Based on widespread reports, health and wellness sites were hit the hardest by “Medic”, which upped the ante on EAT. As many as 40 – 50% of health and wellness sites have reported seeing a significant drop in organic traffic and organic rankings. We saw a slight decline at a couple of our SEO clients, although for our customers it was not significant.

However, we talked to someone recently about a site whose rankings dropped like a rock last month despite expert SEO — and the most obvious and likely explanation is that the site provides health advice and tips submitted by anyone who wants to offer their opinion, on any health and wellness topic they wish, from minor to extremely serious and definitely life-threatening.

What should we do?

Don’t panic.

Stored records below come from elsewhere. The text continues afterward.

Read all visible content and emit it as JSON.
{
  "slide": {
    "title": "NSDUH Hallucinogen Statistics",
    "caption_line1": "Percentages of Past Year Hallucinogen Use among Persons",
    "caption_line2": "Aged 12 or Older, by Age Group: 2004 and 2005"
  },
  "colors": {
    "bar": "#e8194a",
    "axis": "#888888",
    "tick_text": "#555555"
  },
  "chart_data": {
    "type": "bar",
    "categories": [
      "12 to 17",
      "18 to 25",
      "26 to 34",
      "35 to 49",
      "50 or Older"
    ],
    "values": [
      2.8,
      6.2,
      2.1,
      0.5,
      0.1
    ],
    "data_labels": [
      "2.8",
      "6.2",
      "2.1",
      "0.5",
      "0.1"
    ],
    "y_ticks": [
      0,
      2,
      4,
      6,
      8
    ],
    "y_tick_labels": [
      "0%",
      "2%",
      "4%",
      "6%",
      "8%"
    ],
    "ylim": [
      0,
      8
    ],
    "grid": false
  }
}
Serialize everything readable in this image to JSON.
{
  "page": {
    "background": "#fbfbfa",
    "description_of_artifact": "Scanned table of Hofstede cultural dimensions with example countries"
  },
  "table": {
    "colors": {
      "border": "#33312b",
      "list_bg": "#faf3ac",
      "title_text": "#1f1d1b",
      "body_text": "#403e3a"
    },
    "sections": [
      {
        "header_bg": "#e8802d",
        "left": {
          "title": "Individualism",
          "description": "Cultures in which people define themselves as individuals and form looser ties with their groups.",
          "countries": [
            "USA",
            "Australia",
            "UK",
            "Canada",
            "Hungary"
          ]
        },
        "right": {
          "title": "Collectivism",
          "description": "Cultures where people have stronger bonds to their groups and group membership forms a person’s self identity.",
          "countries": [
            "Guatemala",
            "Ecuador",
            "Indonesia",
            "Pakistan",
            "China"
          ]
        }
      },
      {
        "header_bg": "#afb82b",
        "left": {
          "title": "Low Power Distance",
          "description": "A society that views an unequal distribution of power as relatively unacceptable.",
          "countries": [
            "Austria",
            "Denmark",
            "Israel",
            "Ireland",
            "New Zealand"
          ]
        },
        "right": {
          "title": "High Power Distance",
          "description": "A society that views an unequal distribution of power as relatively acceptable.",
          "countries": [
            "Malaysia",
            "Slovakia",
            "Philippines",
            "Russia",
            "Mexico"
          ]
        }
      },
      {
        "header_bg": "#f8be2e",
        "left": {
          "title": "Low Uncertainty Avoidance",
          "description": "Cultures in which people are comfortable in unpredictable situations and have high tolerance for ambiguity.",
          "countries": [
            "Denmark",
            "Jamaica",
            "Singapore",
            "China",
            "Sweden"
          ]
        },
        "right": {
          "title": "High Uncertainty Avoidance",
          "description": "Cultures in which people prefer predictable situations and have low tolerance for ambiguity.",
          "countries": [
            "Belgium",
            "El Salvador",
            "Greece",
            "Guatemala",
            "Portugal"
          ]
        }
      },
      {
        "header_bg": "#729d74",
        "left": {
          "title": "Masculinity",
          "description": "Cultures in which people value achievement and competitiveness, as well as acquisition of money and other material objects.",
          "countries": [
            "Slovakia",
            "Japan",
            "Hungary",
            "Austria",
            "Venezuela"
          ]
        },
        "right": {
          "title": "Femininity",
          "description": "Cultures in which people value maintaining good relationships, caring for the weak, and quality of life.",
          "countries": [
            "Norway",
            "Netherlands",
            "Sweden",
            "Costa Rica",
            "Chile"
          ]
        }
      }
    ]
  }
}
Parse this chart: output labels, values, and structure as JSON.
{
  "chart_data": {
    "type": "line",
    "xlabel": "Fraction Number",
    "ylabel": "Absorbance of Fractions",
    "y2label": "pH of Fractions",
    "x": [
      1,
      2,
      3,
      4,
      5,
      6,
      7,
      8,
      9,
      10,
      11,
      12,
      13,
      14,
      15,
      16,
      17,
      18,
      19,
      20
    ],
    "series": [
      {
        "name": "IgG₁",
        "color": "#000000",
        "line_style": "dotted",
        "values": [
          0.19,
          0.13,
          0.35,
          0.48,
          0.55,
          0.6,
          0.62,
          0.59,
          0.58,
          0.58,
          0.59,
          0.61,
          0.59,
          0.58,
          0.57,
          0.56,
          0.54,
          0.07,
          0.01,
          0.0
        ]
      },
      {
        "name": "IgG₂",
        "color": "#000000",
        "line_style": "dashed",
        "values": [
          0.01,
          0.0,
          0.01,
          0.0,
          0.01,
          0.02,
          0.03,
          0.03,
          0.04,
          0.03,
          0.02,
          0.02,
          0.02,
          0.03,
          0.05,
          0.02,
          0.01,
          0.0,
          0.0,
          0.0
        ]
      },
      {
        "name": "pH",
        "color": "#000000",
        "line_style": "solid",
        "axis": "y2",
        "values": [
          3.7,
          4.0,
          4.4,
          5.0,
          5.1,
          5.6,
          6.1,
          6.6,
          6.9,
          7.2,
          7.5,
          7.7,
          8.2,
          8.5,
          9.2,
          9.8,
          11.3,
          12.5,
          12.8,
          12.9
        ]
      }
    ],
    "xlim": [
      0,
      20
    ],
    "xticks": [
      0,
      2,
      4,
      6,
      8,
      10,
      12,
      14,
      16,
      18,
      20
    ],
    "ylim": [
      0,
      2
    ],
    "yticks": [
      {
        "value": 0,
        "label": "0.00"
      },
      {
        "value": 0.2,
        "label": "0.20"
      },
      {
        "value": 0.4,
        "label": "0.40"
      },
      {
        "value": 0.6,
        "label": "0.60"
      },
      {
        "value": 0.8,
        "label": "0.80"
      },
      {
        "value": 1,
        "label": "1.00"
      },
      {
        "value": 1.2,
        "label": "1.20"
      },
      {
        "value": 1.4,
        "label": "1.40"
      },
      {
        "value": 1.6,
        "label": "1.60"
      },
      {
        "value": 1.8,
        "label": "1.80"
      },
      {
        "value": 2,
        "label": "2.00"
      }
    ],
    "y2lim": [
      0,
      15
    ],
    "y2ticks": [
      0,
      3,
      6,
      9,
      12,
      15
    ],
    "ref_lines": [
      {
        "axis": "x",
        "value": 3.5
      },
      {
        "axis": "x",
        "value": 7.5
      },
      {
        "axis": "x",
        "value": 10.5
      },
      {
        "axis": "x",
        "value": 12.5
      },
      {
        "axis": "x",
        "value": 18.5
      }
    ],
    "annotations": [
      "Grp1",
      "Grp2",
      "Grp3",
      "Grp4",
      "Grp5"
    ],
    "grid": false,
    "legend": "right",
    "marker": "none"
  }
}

Check your search rankings and Google Analytics site traffic stats. If this month’s numbers are:

  • The same or better than the same month last year
  • Flat or better since this May, with no significant decline

Then you’re probably OK for now.

On the other hand, if you do see a serious dropoff in rankings or traffic since June, you may have a case of “Medic”. The only cure will be a serious focus on content improvement as well as other SEO factors that affect site authority and reputation.

(If you can’t figure out where your site stands in search rankings, ping us and we can help you check.)

The bottom line

Sites that sell toasters, haircuts, pizza and dry cleaning can get away with more than you can. Google holds your site’s health and wellness content to a much higher standard.

If you’re falling short and your site visibility is paying the price, make strengthening your expertise, authority and trustworthiness your top SEO priority.